For those using Python to develop and apply machine learning algorithms, there are now a plethora of tools at your disposal. There are plenty of toolkits which collect a bunch of classic or standard models (my favourite of which is scikit-learn), but for various reasons these do not scale to larger data sets. With the exception of some use-cases like boosting or cross-validation, for example, few applications of these methods or model-fitting procedures can be parallelized simply. So what to do if you want your code to run faster, but cannot just throw more processors at the problem, and don’t want to reinvent a slightly better wheel?
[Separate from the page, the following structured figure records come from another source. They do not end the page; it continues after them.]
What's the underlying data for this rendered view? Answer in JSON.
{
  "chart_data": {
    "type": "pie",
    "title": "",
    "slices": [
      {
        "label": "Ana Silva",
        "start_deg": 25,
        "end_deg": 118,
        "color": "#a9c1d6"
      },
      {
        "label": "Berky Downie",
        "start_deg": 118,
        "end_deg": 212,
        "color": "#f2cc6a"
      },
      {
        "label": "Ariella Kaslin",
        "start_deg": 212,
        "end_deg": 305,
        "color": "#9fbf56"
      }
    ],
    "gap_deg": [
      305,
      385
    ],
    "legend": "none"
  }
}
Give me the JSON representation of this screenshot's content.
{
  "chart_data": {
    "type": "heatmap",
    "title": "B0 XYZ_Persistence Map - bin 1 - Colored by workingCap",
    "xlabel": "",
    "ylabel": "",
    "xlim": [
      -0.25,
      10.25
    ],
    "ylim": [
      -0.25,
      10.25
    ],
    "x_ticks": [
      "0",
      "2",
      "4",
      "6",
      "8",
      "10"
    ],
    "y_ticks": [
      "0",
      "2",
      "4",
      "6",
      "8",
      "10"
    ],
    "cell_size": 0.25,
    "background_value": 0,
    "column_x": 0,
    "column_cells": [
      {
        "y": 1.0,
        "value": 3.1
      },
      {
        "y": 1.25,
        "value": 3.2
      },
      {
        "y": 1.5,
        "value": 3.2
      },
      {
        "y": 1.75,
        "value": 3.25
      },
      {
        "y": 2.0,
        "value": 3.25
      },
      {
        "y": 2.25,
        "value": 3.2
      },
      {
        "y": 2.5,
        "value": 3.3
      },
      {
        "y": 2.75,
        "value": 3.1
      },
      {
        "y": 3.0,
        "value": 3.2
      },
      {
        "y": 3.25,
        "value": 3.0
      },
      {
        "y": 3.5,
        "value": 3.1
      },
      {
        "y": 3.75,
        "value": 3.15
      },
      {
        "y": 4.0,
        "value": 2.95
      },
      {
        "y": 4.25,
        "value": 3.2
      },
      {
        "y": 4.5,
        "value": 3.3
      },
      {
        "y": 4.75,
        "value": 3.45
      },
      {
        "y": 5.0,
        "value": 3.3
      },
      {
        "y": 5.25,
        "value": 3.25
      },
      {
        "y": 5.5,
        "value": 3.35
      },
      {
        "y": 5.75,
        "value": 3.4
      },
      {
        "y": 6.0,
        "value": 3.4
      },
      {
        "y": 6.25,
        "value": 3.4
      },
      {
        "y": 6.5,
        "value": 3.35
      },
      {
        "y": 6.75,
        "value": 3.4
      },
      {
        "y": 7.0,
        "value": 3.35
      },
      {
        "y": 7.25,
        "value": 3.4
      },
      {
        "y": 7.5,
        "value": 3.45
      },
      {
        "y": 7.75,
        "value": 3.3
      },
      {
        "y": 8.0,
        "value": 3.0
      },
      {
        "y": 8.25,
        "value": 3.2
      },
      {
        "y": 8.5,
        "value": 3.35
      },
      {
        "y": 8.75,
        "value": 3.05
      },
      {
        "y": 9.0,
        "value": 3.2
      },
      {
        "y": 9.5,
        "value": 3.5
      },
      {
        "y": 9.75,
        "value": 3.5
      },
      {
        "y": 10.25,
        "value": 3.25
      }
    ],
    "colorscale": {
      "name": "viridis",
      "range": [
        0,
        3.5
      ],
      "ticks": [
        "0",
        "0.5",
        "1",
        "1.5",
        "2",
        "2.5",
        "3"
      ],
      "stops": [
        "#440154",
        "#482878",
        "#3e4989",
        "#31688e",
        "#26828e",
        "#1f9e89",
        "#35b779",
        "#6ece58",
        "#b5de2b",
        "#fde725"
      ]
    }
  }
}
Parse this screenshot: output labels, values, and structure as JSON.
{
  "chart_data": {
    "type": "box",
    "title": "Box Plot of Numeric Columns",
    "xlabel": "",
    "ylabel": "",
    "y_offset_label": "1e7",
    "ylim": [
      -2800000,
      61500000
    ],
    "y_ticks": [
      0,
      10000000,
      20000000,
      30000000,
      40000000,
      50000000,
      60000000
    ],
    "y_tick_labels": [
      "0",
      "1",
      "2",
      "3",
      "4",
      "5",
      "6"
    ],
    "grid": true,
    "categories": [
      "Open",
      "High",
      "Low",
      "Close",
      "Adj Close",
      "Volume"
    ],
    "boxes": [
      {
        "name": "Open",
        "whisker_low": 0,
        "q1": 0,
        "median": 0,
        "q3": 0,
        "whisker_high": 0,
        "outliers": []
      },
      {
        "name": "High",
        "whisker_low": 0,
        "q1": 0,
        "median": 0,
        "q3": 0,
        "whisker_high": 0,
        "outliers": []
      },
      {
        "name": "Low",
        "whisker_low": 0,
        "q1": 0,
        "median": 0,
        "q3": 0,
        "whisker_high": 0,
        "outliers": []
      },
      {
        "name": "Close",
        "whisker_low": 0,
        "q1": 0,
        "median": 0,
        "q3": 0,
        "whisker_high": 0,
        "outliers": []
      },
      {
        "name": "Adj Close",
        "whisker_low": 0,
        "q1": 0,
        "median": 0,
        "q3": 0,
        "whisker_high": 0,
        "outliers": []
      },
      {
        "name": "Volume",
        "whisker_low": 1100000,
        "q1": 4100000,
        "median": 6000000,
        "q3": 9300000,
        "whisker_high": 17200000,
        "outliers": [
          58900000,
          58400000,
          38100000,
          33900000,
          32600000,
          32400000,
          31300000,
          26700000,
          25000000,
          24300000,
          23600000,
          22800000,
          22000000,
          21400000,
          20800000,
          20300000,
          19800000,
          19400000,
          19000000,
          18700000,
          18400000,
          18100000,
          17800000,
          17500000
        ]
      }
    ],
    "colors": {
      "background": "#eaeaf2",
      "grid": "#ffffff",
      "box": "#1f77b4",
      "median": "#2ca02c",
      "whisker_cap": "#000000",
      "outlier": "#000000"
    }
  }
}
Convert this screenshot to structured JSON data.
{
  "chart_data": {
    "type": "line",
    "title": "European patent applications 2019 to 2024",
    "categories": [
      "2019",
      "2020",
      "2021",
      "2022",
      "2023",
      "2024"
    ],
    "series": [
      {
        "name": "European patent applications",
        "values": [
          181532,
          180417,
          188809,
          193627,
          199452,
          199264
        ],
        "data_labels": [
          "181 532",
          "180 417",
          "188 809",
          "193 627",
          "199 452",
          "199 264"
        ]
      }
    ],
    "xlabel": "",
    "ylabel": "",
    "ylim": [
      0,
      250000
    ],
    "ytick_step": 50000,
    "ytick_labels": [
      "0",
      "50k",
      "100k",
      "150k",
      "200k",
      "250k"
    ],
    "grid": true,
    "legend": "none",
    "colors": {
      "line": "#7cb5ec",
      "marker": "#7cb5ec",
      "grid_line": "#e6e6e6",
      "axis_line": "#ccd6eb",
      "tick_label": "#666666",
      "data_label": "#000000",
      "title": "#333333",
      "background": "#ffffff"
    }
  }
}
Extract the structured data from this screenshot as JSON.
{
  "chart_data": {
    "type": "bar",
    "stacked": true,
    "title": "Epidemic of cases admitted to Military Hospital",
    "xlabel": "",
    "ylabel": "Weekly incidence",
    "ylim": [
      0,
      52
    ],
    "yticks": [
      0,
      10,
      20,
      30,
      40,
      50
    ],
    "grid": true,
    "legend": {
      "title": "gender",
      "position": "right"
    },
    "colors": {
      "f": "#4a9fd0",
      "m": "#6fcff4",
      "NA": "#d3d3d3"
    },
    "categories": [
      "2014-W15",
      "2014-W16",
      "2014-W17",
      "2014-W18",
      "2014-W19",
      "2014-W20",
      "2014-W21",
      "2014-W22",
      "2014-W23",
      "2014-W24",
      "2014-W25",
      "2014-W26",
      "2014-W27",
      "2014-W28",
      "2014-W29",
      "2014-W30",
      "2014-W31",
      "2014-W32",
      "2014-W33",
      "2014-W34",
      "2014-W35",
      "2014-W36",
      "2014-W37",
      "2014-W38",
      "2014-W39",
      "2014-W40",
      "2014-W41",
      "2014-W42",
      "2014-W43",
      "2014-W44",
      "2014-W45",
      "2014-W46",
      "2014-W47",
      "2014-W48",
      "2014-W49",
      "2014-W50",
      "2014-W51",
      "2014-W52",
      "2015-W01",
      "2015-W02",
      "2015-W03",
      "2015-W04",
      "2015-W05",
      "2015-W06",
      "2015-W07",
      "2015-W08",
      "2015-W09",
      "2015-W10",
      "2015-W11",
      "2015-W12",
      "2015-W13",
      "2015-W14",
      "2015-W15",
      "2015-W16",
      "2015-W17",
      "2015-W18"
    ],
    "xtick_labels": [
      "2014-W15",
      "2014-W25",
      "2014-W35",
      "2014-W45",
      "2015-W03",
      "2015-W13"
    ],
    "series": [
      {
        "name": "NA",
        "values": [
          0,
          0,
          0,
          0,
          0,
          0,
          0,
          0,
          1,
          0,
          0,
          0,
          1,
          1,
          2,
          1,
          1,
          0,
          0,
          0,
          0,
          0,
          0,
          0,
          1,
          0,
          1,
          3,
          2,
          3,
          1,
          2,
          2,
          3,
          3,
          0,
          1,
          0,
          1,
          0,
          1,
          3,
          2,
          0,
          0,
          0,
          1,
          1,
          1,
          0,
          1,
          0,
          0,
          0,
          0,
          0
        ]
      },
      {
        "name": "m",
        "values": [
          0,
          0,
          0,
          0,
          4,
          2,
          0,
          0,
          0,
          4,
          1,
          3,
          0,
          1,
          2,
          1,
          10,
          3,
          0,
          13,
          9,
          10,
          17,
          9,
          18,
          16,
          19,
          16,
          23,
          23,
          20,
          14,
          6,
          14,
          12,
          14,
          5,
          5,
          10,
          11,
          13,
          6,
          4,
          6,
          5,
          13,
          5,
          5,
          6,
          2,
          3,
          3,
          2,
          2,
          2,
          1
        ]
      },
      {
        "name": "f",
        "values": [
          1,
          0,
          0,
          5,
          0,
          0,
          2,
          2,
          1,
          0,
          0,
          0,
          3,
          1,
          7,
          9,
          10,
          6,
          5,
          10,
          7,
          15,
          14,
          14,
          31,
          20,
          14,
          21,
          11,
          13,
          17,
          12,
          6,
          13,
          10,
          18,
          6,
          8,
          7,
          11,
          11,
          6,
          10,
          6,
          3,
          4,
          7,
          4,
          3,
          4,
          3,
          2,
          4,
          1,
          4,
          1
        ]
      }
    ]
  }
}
One possible out is to use a high level GPU compiler. I have recently been looking into projects which combine accelerated computational abilities with NumPy’s un-adorned simplicity of expression. They all make use of GPUs for acceleration, and are of varying degrees of complexity to install and configure. Though these all depend on installing the CUDA-SDK and CUBLAS library in some form, both are easily installable via your linux package management system. For example, in debian wheezy / sid / experimental,
sudo apt-get install nvidia-cuda-dev nvidia-cuda-toolkit libcublas4 will do the trick.
- CUDAmat: this library wraps up various matrix operations in CUDA kernels, which are in turn backed by CUBLAS. Perhaps the simplest to install.
- Theano: this library does quite a lot in addition to pushing more complex calculations to a GPU device (also reliant on CUDA/CUBLAS). It also does symbolic differentiation, and has a pretty thriving user community. Definitely recommended.
- Numba: while I have not yet tried this package, it seems very promising. Travis Oliphant of NumPy fame is at the head of the company that is developing this NumPy-aware python compiler. It uses LLVM to compile decorated Python functions down into really fast byte-code. See Travis speak about it here, and Jake Vanderplas compare it with Cython here. Just recently a CUDA compiler for Numba was announced, which is very promising.
My first experiments have been with Theano. Configuring it to work on the ARC of SciNet has been a bit of a pain, not having root access and all, but so far so good. Initial tests show a speed-up of a factor of about 40 when using the GPU versus the CPU (single threaded) on matrix product tasks. I should know in short order if the auto-encoder based dimensionality reduction model I proposed in December will stack up (see what I did there?) against PCA, ISOMAP and LLE.